O “Ramform Atlas”, um dos maiores navios sísmicos e de pesquisa do mundo, encontra-se desde o início da semana nos estaleiros da Lisnave, em Setúbal, onde irá ser submetido a algumas reparações. Trata-se de uma embarcação norueguesa que integra o leque das maiores e mais importantes a nível mundial na tarefa de recolher dados e mapear o fundo do mar.

Com 7.000 toneladas, o navio, construído em 2014 e propriedade da empresa PGS Geophysical, é um dos que costumam ser utilizados para mapear e modelar o fundo do mar, recolhendo dados fundamentais para as empresas que se dedicam à exploração de fontes de energia, nomeadamente de petróleo e gás. É considerado, entre as embarcações que efetuam trabalhos geológicos, uma das mais completas e capazes, devido à qualidade do equipamento e também aos meios de propulsão de que dispõe.

A importância destes navios e da tarefa que executam explica-se, também pela obrigatoriedade que as suas tripulações têm de compreender as estruturas do subsolo, uma vez que existem riscos elevados associados a projetos de perfuração e que têm a ver com camadas instáveis ou bolsas de gás.

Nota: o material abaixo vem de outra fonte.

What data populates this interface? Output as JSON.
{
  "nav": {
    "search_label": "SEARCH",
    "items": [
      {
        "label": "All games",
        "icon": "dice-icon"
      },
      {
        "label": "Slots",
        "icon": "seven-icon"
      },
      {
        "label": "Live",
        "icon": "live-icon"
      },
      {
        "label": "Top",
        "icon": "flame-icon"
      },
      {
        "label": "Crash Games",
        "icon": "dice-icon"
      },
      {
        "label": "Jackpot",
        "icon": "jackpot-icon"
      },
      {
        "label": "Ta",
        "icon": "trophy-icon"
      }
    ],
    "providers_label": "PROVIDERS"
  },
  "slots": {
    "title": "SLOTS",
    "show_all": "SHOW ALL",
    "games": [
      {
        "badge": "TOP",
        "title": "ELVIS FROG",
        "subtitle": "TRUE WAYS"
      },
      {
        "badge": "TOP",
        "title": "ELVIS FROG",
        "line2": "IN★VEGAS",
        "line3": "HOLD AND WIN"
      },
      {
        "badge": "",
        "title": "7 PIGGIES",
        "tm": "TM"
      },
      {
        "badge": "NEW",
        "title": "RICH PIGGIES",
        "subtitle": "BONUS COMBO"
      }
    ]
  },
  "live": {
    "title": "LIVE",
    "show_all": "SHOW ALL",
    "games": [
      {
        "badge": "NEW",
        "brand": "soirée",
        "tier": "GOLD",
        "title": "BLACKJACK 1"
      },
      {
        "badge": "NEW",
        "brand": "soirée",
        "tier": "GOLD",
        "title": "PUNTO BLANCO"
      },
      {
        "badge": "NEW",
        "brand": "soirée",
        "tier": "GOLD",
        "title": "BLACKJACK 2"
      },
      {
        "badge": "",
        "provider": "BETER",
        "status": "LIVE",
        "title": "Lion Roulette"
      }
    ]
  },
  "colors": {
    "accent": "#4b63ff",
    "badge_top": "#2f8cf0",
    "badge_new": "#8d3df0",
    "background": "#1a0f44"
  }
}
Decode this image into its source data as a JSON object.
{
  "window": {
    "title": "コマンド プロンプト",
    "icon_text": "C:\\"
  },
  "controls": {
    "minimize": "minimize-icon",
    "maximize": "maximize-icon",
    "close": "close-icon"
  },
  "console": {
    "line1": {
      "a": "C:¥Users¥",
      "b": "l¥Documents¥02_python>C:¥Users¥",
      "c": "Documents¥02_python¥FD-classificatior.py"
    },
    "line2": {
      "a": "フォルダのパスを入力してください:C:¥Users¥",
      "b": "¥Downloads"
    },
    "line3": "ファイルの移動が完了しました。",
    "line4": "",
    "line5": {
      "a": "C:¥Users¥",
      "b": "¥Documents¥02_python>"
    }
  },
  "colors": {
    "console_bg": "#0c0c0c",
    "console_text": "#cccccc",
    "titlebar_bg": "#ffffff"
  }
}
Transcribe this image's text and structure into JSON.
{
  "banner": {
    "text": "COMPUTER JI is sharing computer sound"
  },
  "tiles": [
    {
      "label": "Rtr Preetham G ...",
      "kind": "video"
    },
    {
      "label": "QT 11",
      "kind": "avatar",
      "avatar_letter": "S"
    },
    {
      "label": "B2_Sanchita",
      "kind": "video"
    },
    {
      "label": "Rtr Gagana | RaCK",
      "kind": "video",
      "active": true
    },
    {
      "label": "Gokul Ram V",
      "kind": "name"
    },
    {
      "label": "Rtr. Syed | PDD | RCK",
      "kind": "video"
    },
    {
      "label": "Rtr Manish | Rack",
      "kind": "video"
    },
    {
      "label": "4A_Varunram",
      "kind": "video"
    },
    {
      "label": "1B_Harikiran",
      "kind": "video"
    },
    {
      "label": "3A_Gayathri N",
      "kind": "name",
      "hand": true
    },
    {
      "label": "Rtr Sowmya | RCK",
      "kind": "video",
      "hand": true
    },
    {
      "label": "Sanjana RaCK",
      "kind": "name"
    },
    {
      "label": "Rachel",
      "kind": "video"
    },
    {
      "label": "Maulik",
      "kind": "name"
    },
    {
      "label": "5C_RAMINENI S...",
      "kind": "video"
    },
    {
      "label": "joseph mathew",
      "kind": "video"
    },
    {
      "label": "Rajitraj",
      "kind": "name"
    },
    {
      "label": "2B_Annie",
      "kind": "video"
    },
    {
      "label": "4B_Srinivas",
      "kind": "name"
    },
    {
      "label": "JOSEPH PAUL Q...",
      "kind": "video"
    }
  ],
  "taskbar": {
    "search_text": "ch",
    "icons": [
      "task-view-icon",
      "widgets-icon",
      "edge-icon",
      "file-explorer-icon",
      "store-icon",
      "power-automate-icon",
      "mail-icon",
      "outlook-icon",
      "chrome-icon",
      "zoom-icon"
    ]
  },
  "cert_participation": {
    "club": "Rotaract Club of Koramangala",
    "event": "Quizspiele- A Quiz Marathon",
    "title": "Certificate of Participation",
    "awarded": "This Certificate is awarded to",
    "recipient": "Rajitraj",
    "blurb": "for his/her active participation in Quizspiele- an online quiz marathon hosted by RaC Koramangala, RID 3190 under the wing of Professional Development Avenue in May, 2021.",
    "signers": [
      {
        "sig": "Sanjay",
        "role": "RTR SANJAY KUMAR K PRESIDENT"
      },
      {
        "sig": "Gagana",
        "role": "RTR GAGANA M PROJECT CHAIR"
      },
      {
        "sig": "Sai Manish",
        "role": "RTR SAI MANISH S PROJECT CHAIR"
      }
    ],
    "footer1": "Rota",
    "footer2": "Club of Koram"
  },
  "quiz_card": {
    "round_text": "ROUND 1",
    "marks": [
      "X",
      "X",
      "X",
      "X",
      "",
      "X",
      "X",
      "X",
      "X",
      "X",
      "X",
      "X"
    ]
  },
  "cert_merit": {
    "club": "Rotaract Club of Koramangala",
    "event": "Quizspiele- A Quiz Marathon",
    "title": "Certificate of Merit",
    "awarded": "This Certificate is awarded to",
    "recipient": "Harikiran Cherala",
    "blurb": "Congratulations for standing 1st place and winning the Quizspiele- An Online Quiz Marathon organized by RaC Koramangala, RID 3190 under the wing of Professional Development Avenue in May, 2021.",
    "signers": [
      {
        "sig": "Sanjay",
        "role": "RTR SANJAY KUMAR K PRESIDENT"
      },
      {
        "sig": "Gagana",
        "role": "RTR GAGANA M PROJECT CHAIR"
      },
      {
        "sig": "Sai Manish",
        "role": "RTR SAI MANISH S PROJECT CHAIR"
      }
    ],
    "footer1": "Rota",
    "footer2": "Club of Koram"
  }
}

Os trabalhos que agora estão a ser realizados em Setúbal, em doca seca, incidem sobre os sistemas de propulsão, direcional e posicionamento dinâmico por satélite. Serão ainda realizados trabalhos no casco e de pintura, assim como em algum do equipamento sísmico que equipa a embarcação.

O “Ramform Atlas” tem 104 metros de comprimento e 70 metros de boca (largura). Estas características, associadas à qualidade do equipamento específico, fazem com que o navio possa ser utilizado em tarefas onde, por norma, seria necessária a presença de dois.